Phase 3A - Partner onboards new customers onto the new 2.0 platform

Complete documentation for onboarding to the 2.0 platform can be found here: https://opensource.adobe.com/acrobat-sign/embedpartner/embedapi2.html. Once your partner application is certified, the Partner can use the Acrobat Sign Embed APIs to:

  • Create customer accounts

  • Add users

  • Generate user tokens

Once Phase 3A is complete, new customers should be onboarded onto the new 2.0 platform only (independent of the Phase 3B upgrade).

Phase 3B - Adobe upgrades existing customers to the new 2.0 platform

Adobe will:

  1. Change management of the Partner’s existing customer accounts.

  2. (If required) Change the email addresses of the Partner’s end users.

The estimated duration for the upgrade of existing customers is measured in hours, but that number of hours is dependent on the number of Acrobat Sign accounts and end users that must be upgraded. During the upgrade:

  • No new users or accounts can be created.

  • No updates to existing users or accounts are allowed.

  • The Partner can query the upgrade status for individual users.

  • Acrobat Sign usage will remain functional as long as the existing user token is still valid.

  • Agreements that are in progress will remain signable.

The Partner’s customer will experience no data loss nor disruption to accessing their content.

Phase 4 - Adobe and Partner review the status after cutover.
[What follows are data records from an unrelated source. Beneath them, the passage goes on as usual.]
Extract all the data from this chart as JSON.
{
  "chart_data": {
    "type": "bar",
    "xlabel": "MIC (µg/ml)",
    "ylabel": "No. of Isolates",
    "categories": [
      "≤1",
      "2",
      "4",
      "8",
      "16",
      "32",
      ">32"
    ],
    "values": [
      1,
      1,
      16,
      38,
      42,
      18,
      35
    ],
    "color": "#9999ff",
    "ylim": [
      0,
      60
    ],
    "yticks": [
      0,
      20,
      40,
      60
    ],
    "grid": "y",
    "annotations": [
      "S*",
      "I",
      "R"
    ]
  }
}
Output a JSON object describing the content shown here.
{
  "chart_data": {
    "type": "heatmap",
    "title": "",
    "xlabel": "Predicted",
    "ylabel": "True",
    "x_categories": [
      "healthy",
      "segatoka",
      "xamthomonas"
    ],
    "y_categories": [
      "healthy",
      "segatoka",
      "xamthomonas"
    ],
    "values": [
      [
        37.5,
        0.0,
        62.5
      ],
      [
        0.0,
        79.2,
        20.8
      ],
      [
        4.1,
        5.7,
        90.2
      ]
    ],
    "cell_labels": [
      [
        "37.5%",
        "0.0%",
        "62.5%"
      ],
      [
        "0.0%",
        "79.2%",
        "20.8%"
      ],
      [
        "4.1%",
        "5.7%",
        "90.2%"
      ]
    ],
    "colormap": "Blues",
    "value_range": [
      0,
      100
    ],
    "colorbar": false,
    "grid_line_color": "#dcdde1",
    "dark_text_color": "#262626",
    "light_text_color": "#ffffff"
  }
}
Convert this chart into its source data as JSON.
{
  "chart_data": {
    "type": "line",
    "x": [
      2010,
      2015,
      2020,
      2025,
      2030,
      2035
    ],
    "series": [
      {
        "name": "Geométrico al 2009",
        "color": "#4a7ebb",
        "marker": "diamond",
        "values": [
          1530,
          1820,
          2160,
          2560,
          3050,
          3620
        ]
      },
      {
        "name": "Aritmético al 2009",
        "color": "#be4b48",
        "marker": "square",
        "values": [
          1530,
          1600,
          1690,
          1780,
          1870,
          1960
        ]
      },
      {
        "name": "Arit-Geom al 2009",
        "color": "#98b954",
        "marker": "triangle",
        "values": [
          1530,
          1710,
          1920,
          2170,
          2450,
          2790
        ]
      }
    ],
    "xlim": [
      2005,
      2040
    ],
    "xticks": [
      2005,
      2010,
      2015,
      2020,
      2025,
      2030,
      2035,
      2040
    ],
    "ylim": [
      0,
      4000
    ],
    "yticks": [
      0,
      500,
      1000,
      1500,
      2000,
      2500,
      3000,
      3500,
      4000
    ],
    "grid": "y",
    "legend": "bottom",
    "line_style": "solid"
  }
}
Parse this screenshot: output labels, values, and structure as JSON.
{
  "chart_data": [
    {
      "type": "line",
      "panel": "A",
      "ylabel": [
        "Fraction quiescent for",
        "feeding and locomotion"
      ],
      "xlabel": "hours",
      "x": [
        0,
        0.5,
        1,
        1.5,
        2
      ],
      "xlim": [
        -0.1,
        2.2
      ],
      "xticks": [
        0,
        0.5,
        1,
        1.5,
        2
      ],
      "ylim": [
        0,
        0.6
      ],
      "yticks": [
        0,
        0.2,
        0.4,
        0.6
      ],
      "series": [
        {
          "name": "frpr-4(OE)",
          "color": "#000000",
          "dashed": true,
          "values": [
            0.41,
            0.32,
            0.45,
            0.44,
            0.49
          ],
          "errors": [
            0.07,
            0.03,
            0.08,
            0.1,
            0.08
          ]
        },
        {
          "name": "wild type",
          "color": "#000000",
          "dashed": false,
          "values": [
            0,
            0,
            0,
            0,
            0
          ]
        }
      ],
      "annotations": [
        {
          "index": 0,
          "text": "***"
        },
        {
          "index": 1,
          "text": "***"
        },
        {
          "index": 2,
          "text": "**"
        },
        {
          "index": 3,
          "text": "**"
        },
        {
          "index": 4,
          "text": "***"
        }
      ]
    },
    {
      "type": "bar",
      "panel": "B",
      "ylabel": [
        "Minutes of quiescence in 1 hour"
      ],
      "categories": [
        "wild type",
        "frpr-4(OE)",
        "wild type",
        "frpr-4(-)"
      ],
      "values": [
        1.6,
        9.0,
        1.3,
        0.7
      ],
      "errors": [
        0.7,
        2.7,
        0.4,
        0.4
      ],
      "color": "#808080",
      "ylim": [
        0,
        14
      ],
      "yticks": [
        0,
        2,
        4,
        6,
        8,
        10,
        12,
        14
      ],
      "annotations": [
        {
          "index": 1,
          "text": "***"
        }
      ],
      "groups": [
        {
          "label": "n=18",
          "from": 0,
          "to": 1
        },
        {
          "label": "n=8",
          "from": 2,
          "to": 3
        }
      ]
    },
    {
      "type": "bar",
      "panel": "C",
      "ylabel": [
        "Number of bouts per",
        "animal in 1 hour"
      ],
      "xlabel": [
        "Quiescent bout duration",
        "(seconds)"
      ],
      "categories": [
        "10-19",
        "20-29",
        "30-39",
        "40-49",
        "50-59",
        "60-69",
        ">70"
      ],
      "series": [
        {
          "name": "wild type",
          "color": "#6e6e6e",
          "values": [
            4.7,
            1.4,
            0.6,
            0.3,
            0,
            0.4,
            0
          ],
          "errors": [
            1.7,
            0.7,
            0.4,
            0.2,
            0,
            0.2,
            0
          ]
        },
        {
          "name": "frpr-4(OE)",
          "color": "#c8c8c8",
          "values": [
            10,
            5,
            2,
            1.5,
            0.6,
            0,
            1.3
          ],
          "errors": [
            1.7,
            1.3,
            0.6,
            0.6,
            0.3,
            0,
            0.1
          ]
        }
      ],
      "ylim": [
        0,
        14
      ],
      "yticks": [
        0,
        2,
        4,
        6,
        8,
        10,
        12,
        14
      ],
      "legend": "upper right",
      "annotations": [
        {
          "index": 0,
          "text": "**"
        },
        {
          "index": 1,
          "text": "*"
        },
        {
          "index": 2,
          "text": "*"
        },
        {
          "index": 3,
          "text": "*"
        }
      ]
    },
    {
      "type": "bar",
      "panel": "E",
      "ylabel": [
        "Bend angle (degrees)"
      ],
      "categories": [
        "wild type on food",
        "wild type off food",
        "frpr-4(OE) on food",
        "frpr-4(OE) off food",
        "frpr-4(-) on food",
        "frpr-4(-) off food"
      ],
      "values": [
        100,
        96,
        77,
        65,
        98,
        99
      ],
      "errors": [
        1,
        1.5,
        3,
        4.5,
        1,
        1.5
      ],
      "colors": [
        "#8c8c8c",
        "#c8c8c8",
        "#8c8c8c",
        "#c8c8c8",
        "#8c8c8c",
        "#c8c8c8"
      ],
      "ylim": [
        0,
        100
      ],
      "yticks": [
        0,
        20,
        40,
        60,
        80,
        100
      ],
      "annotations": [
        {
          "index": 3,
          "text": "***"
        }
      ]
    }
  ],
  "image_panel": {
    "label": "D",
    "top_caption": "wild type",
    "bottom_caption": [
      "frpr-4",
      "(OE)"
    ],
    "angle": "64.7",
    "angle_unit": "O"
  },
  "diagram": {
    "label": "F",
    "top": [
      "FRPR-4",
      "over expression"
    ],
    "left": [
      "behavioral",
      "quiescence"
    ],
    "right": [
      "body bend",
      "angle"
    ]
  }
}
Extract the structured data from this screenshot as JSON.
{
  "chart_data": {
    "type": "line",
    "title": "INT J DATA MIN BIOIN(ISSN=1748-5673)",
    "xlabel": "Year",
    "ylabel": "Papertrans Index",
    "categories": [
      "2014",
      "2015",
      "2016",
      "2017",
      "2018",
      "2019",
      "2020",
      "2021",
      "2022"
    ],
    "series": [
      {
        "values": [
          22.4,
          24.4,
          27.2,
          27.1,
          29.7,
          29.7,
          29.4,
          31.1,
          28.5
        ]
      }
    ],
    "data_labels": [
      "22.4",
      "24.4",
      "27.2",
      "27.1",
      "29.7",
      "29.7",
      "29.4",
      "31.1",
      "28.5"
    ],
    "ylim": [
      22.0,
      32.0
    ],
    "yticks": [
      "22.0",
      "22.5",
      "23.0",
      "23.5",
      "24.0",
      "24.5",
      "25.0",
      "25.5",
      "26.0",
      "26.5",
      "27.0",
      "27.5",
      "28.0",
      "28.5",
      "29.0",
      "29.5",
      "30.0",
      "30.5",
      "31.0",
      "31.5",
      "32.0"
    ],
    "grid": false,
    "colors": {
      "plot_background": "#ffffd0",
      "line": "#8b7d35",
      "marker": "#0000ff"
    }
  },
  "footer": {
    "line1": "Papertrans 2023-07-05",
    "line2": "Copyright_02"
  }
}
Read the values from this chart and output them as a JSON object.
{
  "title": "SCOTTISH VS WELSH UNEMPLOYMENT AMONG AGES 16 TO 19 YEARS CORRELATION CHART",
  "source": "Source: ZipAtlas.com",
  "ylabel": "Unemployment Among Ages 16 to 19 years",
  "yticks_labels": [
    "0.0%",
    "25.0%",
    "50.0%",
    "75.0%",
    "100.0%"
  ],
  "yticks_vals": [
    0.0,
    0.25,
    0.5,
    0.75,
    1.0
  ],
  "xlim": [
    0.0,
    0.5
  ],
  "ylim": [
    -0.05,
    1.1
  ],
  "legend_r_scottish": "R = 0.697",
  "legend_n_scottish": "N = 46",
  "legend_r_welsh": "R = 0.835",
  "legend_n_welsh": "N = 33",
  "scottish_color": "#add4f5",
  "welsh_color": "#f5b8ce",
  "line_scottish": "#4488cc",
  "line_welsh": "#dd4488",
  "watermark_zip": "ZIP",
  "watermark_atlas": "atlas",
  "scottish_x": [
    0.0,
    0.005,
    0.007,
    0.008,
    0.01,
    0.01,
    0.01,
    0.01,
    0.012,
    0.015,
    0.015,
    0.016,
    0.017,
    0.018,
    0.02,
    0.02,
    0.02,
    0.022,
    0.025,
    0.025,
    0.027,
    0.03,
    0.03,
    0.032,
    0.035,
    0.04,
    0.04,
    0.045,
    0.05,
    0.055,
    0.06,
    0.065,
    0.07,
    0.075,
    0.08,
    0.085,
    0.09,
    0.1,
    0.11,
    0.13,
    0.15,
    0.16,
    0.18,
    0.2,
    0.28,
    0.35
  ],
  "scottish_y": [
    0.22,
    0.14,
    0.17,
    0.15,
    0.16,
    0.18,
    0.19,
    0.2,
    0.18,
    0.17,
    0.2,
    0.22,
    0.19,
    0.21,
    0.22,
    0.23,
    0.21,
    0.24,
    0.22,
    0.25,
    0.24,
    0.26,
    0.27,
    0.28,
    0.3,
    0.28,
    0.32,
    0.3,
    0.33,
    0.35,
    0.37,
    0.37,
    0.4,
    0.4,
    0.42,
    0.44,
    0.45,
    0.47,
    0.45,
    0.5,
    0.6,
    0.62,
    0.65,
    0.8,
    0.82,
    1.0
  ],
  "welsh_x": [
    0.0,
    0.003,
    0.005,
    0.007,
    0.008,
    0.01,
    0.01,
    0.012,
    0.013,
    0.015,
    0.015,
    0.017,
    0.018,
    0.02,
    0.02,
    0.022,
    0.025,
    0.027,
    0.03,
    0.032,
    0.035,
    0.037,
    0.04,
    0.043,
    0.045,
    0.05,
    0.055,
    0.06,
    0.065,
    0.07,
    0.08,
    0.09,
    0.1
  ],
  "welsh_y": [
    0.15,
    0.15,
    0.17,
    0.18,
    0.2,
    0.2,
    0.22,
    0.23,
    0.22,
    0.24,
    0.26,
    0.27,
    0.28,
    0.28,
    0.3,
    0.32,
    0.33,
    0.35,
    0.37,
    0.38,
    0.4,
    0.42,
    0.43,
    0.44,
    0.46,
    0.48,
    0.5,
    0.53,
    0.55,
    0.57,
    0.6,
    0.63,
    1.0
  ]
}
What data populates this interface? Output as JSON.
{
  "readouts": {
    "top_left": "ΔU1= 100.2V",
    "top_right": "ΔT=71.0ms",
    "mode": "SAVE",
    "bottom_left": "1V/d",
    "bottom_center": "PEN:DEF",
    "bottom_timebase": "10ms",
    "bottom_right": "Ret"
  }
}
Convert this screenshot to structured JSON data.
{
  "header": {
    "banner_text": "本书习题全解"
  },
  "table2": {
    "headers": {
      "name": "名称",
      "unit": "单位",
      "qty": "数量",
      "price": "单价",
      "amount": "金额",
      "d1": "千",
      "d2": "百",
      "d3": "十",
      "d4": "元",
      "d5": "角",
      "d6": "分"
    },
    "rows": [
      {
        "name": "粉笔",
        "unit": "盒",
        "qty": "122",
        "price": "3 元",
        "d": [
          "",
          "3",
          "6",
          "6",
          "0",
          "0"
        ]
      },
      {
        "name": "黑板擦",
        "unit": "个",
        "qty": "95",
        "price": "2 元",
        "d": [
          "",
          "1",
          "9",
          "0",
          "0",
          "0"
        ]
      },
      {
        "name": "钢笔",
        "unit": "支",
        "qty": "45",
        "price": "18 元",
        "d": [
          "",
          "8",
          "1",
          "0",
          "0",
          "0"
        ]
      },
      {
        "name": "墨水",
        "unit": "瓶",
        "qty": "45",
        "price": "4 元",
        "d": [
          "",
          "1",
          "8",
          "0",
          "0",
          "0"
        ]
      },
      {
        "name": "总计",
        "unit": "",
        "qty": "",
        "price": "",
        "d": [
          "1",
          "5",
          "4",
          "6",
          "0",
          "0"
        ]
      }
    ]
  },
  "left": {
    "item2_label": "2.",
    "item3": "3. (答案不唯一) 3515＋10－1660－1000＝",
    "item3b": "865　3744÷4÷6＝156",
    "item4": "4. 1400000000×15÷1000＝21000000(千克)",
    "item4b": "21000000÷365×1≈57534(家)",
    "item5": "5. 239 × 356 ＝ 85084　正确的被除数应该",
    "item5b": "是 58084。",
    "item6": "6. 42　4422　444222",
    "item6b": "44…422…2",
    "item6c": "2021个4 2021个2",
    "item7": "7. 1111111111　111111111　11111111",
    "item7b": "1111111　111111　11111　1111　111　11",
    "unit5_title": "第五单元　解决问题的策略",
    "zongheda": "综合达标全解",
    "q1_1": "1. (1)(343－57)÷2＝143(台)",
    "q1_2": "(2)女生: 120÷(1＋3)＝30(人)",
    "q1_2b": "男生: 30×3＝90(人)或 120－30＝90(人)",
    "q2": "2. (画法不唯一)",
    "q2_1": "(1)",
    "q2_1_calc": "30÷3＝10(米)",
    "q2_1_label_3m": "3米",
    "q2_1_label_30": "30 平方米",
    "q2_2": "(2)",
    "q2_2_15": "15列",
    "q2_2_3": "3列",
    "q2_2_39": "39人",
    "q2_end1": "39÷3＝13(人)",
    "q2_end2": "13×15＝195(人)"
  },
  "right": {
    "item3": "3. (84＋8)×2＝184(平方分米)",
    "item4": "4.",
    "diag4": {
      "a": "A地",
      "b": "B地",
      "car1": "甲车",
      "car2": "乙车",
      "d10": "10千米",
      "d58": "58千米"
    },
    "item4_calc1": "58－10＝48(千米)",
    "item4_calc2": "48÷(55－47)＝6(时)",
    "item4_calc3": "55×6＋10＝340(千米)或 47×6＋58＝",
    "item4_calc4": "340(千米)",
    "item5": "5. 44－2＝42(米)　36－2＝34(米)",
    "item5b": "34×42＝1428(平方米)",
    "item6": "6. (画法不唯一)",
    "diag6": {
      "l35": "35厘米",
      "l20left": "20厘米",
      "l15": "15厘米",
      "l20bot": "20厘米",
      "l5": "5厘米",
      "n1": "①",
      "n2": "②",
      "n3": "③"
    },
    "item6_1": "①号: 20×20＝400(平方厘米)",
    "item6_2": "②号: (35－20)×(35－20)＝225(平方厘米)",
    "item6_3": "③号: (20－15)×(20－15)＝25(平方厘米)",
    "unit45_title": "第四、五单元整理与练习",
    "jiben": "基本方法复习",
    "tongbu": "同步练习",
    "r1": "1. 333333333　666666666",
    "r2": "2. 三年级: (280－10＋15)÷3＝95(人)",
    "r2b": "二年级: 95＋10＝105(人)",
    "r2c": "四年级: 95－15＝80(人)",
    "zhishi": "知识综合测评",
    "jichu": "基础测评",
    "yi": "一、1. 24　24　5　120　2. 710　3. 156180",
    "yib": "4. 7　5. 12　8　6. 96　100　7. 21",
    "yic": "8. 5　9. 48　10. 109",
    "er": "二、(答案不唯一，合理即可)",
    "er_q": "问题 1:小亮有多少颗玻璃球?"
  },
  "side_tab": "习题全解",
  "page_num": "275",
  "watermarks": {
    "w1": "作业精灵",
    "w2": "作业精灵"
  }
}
Partner retires their legacy processes.

Adobe will notify the Partner of the upgrade’s success when done.

If issues are encountered during the upgrade, Adobe will roll back to the previous state while the issue is resolved. Once the issues are resolved, the upgrade will be re-initiated.

  • The Partner should validate that their workflows are working as expected with new OEM 2.0 platform.

  • The Partner should retire all legacy SOAP API integrations (if any).

  • The Partner must remove the legacy Application IDs associated with any Webhook verification (if any).

  • Adobe and the Partner will conduct a post-mortem review of the upgrade.